Khutbah tentang hemat air harus berlanjut menjadi musyawarah warga tentang perbaikan saluran air. Kajian tentang keseimbangan alam sebaiknya diakhiri dengan kesepakatan bersama untuk membersihkan kampung tanpa plastik.

Pendekatan seperti ini sudah dicontohkan oleh Bootcamp Ekoteologi UIN KHAS Jember. Program tersebut mempertemukan akademisi, aktivis, dan masyarakat desa untuk belajar bersama dan merancang langkah nyata. Jika pola ini diperluas, desa-desa di Indonesia dapat menjadi laboratorium hidup bagi peradaban ekologis.

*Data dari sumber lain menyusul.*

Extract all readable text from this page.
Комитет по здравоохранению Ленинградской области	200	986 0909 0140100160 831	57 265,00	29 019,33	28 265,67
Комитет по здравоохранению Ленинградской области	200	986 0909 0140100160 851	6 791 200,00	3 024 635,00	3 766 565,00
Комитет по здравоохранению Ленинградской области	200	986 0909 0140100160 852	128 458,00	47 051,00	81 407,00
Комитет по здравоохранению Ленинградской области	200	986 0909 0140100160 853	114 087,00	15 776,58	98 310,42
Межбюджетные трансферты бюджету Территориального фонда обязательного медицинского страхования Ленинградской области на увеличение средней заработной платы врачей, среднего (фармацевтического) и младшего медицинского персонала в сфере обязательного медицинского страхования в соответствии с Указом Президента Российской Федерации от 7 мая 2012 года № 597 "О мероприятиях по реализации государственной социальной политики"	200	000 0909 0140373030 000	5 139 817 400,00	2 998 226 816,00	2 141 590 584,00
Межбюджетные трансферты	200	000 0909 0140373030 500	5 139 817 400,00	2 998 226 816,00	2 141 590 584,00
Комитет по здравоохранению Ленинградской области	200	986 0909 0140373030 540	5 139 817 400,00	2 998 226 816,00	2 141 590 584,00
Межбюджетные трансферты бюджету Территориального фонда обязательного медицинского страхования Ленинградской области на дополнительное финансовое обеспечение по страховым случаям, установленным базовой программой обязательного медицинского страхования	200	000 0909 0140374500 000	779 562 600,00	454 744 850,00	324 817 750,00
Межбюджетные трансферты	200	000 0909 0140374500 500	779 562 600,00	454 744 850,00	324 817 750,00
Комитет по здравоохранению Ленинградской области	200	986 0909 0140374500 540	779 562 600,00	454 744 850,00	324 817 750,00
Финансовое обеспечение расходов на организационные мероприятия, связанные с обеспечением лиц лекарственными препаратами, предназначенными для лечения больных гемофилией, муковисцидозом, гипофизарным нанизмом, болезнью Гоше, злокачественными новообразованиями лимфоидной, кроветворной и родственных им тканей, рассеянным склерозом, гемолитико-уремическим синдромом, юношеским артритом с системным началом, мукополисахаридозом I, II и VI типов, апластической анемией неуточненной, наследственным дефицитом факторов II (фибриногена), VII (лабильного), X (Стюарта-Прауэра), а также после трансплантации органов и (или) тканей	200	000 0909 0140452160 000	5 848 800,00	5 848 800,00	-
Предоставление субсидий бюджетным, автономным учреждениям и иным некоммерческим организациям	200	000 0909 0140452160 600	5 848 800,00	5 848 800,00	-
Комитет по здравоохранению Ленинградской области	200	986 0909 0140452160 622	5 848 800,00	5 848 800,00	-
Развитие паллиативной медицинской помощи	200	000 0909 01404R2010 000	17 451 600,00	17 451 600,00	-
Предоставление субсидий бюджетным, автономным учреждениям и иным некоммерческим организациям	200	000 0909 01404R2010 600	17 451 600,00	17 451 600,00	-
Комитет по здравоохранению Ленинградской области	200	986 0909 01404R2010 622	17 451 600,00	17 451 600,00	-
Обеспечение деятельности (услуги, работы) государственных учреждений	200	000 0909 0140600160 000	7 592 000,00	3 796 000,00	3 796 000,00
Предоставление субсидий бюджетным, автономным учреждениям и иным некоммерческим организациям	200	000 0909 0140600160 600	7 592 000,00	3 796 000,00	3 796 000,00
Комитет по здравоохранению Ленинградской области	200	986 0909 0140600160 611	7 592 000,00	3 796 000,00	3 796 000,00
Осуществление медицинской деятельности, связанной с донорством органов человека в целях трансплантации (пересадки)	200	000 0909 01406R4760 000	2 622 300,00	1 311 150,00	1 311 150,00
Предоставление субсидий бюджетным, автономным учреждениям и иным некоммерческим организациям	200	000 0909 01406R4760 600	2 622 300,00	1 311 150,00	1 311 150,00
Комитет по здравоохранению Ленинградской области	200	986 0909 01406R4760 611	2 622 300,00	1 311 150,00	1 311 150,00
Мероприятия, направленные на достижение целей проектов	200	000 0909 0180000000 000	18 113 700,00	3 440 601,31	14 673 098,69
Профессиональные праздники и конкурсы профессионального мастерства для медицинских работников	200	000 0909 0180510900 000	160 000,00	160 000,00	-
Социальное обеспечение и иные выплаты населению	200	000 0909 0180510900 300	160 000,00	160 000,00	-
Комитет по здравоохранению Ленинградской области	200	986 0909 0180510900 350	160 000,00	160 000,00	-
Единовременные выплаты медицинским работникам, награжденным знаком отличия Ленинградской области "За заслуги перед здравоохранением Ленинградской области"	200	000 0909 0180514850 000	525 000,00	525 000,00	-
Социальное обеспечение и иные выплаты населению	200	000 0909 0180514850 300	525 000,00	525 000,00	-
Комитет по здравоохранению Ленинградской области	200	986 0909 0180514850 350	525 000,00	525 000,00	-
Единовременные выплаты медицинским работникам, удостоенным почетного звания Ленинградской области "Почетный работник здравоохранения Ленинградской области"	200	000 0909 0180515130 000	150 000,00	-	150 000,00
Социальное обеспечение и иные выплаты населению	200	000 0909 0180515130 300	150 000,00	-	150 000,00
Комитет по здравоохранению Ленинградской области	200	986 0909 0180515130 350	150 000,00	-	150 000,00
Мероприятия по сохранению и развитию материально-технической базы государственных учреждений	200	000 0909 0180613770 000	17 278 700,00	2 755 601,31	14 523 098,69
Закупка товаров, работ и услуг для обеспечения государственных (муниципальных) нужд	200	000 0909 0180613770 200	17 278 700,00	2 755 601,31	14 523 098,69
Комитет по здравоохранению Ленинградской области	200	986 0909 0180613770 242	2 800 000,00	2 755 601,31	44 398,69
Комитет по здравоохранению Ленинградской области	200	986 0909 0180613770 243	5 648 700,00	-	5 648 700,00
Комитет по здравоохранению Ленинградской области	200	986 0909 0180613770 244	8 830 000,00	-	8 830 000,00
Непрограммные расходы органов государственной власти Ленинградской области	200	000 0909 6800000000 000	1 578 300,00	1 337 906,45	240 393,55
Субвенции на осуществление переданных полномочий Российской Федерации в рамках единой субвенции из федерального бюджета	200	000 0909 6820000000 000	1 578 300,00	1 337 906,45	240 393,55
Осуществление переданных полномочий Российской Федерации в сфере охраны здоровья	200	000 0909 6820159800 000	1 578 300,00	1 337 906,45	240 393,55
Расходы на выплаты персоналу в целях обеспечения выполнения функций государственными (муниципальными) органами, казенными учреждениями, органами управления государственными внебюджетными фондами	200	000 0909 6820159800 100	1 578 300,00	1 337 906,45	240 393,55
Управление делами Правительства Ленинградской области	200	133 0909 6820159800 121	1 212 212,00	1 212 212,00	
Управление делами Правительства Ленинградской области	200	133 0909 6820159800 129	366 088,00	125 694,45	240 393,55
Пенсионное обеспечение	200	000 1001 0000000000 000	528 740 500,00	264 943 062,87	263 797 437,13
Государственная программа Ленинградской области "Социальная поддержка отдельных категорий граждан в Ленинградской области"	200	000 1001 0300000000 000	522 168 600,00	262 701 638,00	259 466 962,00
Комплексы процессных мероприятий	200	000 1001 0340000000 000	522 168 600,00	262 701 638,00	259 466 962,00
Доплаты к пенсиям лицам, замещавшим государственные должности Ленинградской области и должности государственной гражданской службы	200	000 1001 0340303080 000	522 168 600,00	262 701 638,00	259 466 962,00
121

Etika Islam sebagai Fondasi Ekologis

Etika Islam memberikan tiga nilai pokok dalam menjaga alam: khalifah, amanah, dan keadilan. Nilai-nilai ini menjadi dasar moral yang mencegah kerusakan dan menumbuhkan kasih terhadap semua makhluk. Ketika diterapkan dalam pendidikan, dakwah, dan kebijakan publik, ia membentuk arsitektur peradaban yang selaras dengan fitrah bumi.

Ekoteologi mengajak kita menafsirkan kembali makna takwa. Ia tidak hanya berbicara tentang hubungan dengan Tuhan, tetapi juga tentang cara kita memperlakukan tanah, air, dan udara.

Dari serambi masjid hingga lumbung desa, dari pesantren hingga pasar tradisional, iman menemukan wujudnya dalam tindakan menjaga kehidupan. Jika desa menjadi laboratorium, pesantren menjadi universitas kehidupan, dan santri menjadi penjaga alam, maka Indonesia sedang menulis babak baru: peradaban yang beriman, berilmu, dan berwelas asih terhadap bumi.